Adam, the first human being, was created as a single person to show forth the greatness of the Ruler who is beyond all rulers, the Blessed Holy One. For if a human ruler mints many coins from one mold, they all carry the same image, they all look the same. But the Blessed Holy One shaped all human beings in the Divine Image, as Adam was…And yet not one of them resembles another. (Sanhedrin 38a)
Well, here I was, all ready to wax eloquent (or at least wax) on Sunday's Gospel lesson. And then I found this .
There's really not a lot to add to Rabbi Waskow's essay. As freed, forgiven, called people of God, we know who we are, and we know Whose we are, as Jesus reminds his interrogators in the Gospel text.
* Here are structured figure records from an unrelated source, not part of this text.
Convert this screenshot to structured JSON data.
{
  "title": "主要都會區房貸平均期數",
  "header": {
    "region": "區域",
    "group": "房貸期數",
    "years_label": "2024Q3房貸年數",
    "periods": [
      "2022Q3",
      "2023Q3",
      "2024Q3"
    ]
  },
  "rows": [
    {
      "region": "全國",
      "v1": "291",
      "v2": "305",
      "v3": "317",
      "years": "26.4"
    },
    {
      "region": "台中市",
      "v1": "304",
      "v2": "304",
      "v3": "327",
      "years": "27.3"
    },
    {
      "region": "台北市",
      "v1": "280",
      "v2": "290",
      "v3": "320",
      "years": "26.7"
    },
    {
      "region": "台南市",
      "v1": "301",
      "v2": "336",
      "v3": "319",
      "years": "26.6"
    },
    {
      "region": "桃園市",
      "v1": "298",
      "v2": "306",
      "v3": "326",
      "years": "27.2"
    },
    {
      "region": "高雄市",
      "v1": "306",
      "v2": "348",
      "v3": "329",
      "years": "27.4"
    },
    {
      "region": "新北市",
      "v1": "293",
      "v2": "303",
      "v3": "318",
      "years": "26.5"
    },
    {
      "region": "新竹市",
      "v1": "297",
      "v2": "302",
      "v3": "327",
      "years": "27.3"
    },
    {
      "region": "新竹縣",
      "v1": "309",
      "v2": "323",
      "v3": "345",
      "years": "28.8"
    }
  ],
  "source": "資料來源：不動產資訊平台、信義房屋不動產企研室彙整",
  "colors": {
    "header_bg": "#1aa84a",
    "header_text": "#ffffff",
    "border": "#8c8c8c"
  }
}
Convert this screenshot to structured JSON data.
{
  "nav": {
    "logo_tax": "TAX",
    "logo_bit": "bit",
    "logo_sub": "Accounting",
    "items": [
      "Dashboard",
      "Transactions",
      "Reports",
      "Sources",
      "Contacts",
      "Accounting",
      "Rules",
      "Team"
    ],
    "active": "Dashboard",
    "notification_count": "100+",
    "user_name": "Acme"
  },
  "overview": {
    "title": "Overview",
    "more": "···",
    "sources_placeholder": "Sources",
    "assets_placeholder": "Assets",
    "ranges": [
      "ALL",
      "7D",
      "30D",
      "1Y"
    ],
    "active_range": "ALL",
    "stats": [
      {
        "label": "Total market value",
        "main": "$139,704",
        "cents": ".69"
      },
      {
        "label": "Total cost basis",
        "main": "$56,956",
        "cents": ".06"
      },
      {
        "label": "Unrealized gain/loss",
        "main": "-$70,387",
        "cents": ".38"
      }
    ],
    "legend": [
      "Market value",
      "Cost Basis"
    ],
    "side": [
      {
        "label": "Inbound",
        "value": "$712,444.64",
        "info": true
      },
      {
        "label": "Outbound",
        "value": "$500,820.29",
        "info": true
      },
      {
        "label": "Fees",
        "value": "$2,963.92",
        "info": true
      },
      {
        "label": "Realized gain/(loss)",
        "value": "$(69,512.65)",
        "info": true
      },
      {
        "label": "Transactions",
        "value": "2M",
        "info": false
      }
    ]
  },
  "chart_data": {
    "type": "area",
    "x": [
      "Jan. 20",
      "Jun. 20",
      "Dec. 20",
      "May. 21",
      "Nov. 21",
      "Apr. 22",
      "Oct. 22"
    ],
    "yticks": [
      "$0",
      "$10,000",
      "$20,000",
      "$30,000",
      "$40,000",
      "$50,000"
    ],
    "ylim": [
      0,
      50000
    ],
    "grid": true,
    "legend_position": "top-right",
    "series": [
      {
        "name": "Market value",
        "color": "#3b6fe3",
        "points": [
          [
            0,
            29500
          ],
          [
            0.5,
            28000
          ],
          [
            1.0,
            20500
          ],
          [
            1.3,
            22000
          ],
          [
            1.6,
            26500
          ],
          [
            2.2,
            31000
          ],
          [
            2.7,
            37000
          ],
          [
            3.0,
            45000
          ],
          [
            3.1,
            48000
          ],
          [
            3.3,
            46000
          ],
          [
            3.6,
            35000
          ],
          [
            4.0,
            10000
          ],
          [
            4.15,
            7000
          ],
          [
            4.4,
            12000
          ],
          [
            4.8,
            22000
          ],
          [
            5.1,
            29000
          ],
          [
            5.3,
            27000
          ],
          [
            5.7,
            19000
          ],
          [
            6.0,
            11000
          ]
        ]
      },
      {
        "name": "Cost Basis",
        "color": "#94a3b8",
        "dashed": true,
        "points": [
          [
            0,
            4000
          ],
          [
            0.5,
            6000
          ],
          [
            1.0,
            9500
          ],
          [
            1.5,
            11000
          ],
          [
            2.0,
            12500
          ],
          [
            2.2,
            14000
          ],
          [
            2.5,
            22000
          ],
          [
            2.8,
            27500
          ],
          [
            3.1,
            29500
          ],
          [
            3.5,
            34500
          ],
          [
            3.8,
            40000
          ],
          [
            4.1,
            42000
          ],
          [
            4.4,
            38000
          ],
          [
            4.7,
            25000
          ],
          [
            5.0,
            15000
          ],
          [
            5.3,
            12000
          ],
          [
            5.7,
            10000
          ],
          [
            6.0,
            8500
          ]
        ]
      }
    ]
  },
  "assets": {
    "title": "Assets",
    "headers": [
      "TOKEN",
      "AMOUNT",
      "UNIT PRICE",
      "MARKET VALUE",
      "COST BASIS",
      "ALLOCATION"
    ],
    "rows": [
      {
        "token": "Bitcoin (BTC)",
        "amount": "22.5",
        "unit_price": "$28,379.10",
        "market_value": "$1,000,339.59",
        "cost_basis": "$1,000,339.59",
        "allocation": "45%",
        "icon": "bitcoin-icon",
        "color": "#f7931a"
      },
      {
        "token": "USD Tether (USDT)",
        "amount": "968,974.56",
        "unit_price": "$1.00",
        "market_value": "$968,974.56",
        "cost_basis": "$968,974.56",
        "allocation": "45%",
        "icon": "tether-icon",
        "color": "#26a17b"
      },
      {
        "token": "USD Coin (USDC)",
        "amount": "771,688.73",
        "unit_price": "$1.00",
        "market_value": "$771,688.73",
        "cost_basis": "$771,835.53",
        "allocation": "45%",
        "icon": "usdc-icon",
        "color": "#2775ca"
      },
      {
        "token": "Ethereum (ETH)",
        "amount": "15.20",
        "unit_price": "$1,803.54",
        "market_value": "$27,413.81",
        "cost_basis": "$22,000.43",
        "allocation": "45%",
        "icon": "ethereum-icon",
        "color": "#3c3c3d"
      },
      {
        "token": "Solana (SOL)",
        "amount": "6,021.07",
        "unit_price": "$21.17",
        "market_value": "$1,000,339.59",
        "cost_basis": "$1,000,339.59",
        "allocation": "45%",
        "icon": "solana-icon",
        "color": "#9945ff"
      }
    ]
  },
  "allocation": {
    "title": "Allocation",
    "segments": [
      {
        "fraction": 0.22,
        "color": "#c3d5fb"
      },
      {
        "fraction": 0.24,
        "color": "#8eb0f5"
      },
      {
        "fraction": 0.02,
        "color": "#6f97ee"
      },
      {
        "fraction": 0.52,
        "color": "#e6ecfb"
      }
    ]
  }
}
The question we can now ask ourselves, the one we can live into from now on, is: How can we, "minted" in God's image and redeemed by Christ, gratefully and lovingly respond to God's tremendous investment in us?
A denarius (photo from Ancient Greek and Roman Coins)
3 comments:
You ask an important question, L Chick :)
Shamefully - some people believe that we should abuse others with our warped interpretations of the Bible and our own assumptions of God's Will and intentions.
Thanks LC,
My BF is preaching similarly. We had a long discussion about this. I kept thinking of the image of Caesar in terms of the Church, which as an institution, I found inserts itself in ways that place itself in the place of G-d.
Dylan makes a very similar point in her lectionary blog this week.